Fletcher on TFC: Worst season ever

September 24, 2012, 2:12 PM

There’s really not much to be said about or learned from Toronto FC’s latest defeat, against the L.A Galaxy.

A team missing its biggest stars (Toronto) playing against a team (LA) very much in form right now. Though the way it happened was discouraging, the loss was to be expected.

There are lessons to be learned by taking a cumulative look at the season, and a look at past history to see just where TFC currently stands. Sadly, the stats show the worst campaign in team history.

2007: 30 games, 25 points, minus-24 goal difference
2008: 30 games, 35 points, minus- 9 goal difference
2009: 30 games, 39 points, minus-9 goal difference
2010: 30 games, 35 points, minus-8 goal difference
2011: 30 games, 30 points, minus- 20 goal difference (full season: 34 games, 33 points, minus-23 goal difference)
2012: 30 games, 22 points, minus-21 goal difference

There’s a very clear pattern here: a steady improvement over the first three years and an equally steady slide backwards over the next three years, to the point where TFC are now statistically worse off than they were as an expansion side.

This isn’t to criticize Paul Mariner, or even his predecessors Aron Winter and Preki. This is all very squarely on the directionless and reactionary upper management team that has no clear long-term plan to be followed even when bumps in the road may necessitate changes further down the chain of command.

For all the criticism he rightly received, at least for the first three years under Mo Johnston, the team was more or less haphazardly following the same plan. Though Johnston replaced himself as head coach with John Carver, who was then replaced by Chris Cummins, the basic playing style remained basically the same.

Though the surrounding players came and went at an alarming rate, the core of the team (Greg Sutton, Marvell Wynne, Jim Brennan, Carl Robinson, Danny Dichio) stayed the same, gradually evolving with the additions of Amado Guevara, Dwayne de Rosario and Julian de Guzman and the emergence of youngsters such as Sam Cronin and Stefan Frei. They weren’t a great team by any means, and there were clearly off the pitch problems. But TFC were gradually getting better.

That 2009 season ended of course in that 5-0 loss in New York, and as heartbreaking as it was at the time, it’s the still continuing chain reaction that game started that has really wrought havoc on the club.

Preki was brought in and in what was apparently a shock to Johnston and the front office, began dismantling that core and started remodelling the club. The gutting is always the easiest part of a regime change; the rebuilding is something that takes time.

Preki of course wasn’t really given that time, fired at the first sign of poor results when injuries showed up the lack of depth. He obviously alienated a lot of people both above and below him, so maybe it was a necessary firing, but the switch to Aron Winter and a totally different style of play was where things really went wrong.

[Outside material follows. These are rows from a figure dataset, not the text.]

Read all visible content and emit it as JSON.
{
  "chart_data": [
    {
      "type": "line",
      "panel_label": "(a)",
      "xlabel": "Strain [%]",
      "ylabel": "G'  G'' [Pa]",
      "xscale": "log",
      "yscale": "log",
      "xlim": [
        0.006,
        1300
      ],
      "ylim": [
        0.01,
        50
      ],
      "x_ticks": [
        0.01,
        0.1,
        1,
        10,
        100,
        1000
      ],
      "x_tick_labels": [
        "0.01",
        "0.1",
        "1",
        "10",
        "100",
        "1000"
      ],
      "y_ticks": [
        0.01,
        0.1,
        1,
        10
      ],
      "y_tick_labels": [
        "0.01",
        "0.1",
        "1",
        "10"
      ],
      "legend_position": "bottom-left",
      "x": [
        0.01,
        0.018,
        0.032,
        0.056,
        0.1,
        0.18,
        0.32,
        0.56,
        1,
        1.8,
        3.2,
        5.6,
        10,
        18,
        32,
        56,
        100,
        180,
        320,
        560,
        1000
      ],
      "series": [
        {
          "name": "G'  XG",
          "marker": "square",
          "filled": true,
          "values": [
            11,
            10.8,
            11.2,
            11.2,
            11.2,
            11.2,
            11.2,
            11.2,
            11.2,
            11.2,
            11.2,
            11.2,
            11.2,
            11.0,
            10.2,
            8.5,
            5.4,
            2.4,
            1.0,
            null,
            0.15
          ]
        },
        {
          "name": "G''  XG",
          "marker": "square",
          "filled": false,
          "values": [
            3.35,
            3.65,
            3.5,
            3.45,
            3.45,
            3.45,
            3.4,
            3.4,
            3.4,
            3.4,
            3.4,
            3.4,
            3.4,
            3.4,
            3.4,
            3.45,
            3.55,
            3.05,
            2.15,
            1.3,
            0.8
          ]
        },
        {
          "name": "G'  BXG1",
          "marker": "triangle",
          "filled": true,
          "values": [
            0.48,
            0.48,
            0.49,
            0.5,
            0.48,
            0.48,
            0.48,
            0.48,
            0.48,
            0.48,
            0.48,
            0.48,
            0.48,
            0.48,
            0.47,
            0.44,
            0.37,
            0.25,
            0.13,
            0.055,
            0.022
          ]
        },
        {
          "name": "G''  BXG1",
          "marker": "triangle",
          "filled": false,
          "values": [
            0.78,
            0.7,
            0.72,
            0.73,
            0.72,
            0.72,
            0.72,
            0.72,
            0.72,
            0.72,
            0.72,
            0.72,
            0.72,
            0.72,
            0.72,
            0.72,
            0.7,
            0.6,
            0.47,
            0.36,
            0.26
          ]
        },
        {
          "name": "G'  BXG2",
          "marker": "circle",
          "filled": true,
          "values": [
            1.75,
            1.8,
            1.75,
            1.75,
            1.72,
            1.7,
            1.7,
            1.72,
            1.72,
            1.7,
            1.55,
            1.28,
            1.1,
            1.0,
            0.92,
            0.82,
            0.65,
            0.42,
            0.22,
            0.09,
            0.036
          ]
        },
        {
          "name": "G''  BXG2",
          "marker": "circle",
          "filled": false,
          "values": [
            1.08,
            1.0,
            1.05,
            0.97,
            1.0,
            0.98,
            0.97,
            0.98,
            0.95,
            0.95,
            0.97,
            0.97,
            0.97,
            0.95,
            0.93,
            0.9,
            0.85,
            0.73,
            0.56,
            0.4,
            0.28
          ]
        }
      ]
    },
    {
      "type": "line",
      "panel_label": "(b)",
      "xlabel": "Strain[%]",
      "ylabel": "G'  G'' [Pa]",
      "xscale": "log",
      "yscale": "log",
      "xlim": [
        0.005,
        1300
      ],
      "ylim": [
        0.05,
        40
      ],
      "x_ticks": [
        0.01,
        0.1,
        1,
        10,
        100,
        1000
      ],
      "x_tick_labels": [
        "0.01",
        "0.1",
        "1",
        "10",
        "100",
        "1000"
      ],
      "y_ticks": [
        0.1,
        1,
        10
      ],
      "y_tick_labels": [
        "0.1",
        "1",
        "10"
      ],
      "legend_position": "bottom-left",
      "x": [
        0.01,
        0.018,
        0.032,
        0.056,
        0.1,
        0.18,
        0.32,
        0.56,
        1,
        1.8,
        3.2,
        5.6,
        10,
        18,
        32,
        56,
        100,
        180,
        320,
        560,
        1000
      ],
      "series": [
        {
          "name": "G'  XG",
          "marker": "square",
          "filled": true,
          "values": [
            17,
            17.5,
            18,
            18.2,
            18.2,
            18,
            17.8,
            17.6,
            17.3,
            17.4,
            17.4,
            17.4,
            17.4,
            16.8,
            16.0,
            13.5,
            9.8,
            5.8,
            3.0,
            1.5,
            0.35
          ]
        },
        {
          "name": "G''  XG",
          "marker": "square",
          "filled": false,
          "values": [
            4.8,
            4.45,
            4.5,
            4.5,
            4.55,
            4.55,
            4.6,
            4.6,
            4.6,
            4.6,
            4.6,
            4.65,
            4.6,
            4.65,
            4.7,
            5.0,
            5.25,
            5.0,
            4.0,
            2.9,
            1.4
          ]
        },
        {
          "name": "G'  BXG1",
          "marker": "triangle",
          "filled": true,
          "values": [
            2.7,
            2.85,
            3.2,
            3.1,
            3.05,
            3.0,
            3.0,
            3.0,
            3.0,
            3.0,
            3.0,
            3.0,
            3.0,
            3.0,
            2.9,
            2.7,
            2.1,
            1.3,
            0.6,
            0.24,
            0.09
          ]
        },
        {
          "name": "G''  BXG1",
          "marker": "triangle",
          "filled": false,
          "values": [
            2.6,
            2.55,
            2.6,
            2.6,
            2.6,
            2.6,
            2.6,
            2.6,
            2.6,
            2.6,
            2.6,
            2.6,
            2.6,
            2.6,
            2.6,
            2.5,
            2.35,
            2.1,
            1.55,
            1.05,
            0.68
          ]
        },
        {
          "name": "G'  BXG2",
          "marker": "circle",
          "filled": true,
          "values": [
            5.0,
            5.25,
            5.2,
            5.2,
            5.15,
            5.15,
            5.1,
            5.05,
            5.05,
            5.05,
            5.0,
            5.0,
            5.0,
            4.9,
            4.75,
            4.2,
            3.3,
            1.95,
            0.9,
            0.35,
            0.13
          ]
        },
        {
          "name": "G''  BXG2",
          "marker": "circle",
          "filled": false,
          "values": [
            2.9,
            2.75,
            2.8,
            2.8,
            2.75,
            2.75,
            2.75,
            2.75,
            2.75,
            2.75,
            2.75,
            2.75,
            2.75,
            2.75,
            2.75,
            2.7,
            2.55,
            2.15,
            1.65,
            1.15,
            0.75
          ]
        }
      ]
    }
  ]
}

Without having time to fully recover from Preki’s squad gutting, Winter went about radically changing things again, with predictable early results. A late season, post-transfer window improvement and the good Champions League run masked a lot of things, mainly an unsurprisingly continuing lack of depth in the squad, and when that was exposed by injuries at the start of this season it led to the nine game losing streak. Winter was of course also fired and now here we are with Paul Mariner, and once again a different playing style has led to a new purge and a rebuild cycle, leading to the crippling inability to deal with injuries.

A step back to reset is by no means always a bad thing, if the overall plan is given time to work and it can be followed by a series of smaller steps to end up ahead of where you started. Three big steps back in three seasons has led TFC to this point, all the way back past their early advancements to being worse than they were as an expansion side.

One would hope whoever steps into Tom Anselmi’s former role would be able to learn from history, that consistency and stability are what TFC are crying out for right now.

Mariner may succeed in leading the team to the playoffs next year, or he may not. At the very least, we should see an improvement over this season as the squad talent and depth is steadily improved.

Let’s hope that if he does have to be replaced, management makes an evolutionary change rather than revolutionary. Another big step backwards to reset is the last thing TFC needs.